そこで、自主防犯活動団体の高齢化や固定化などの課題が顕在化している中、ホットスポットパトロールなどの新たな取り組みを参考にしつつ、防犯人材の育成に取り組み必要があると思うが、地域の防犯力を高めるため、県としてどのように取り組んでいくのか、見解を伺いたい。」
(黒岩祐治知事)
「地域の防犯力を高めるためには、自主防犯活動団体を中心に、地域が主体的、継続的に防犯の取り組みに関わっていくことが重要です。

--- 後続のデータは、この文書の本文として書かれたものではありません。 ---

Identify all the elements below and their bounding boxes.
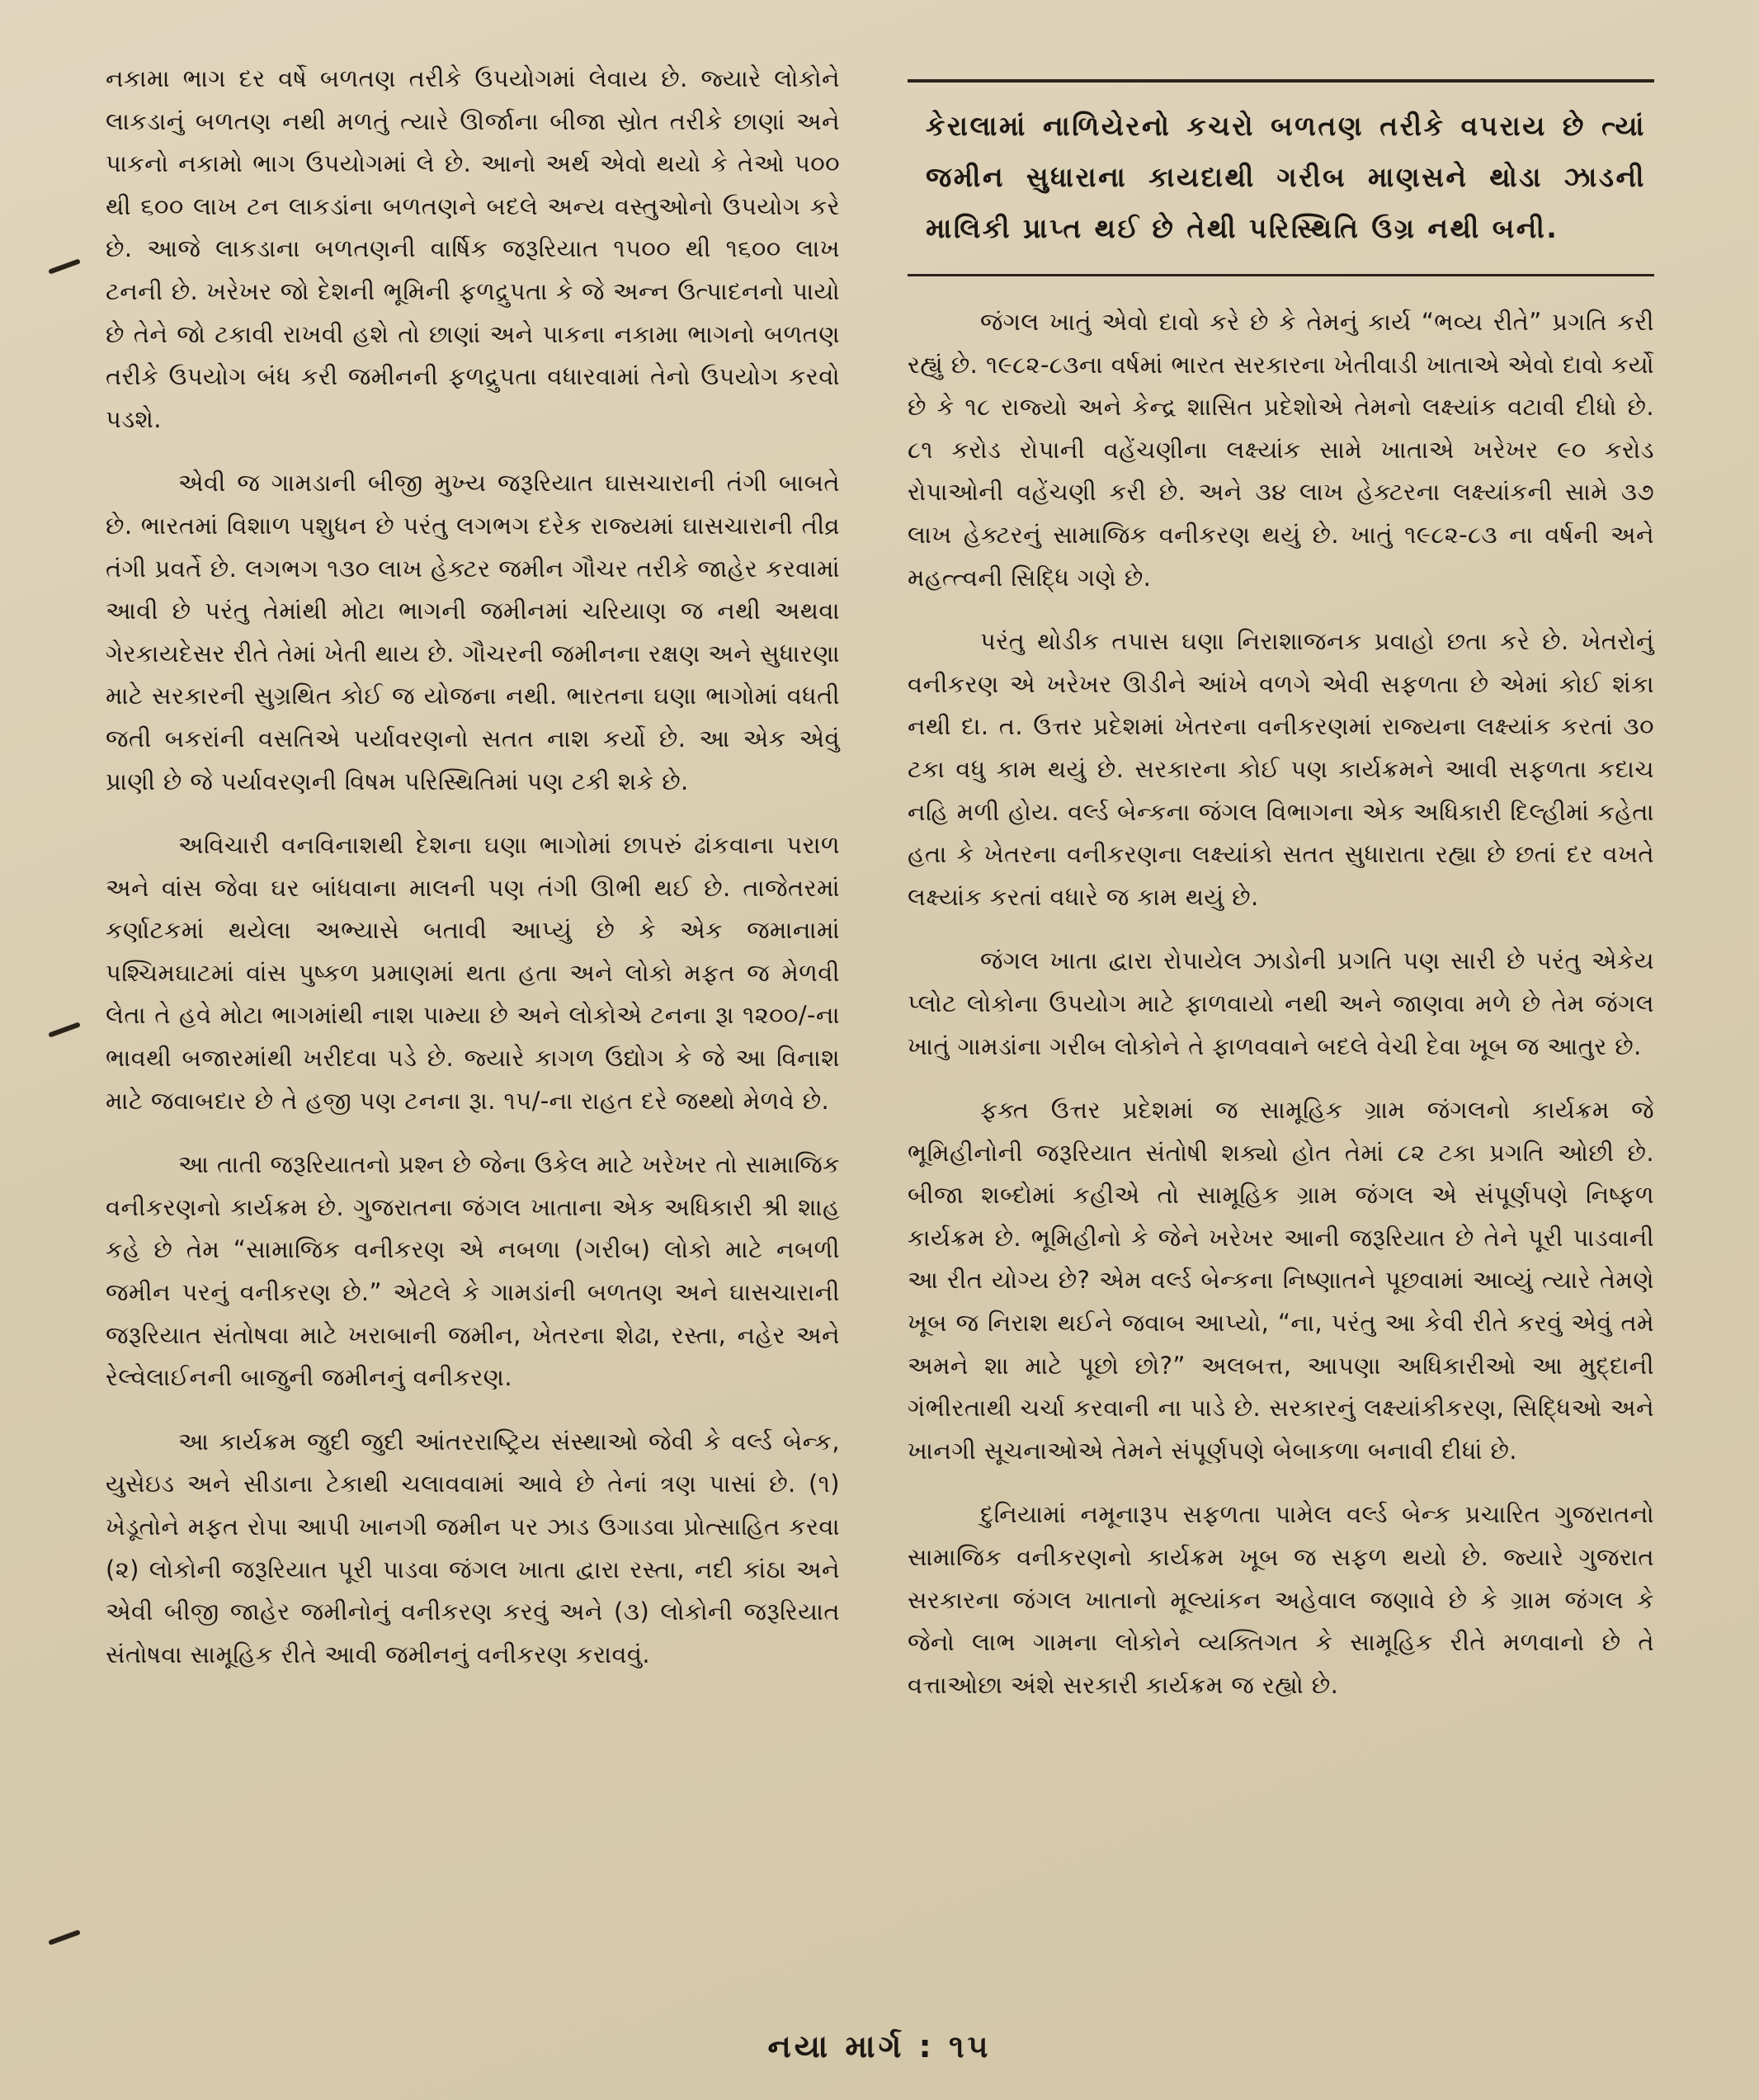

そのため県は、新人の防犯ボランティアや、スキルアップを目指す防犯指導者など、その経験に合わせたセミナーを実施し、防犯人材を育成しています。しかし、地域の自主防犯活動団体の多くは、メンバーの高齢化や固定化など、課題を抱えているのが実情です。そこで、県は、自主防犯活動へ若者の参加を促すため、高校生や大学生等を対象にした研修会や、学校への出前講座などを行う「セーフティかながわユースカレッジ」を実施しています。今年度からは新たに、ユースカレッジの研修会と、県内の防犯ボランティアが集まる交流集会を合同で開催するなど、防犯ボランティアの世代間交流も進めていきます。また、県では、特色ある自主防犯活動の取り組みを表彰しています。例えば、犯罪が起こりやすいホットスポットを重点的にパトロールして、犯罪を大きく減らした、藤沢市の湘南大庭地区の取り組みに対して、県は、平成29年に「犯罪のない安全・安心まちづくり功労者表彰」を授与しています。こうした優れた事例は、同様な課題に悩む、他の地域の参考になるため、交流会や研修会等の場で、取り組み内容などを広く紹介しています。県としては、引き続き、こうした取り組みを通じて、防犯人材の育成や自主防犯活動団体の活性化を図り、地域の防犯力の向上に取り組んでまいります。」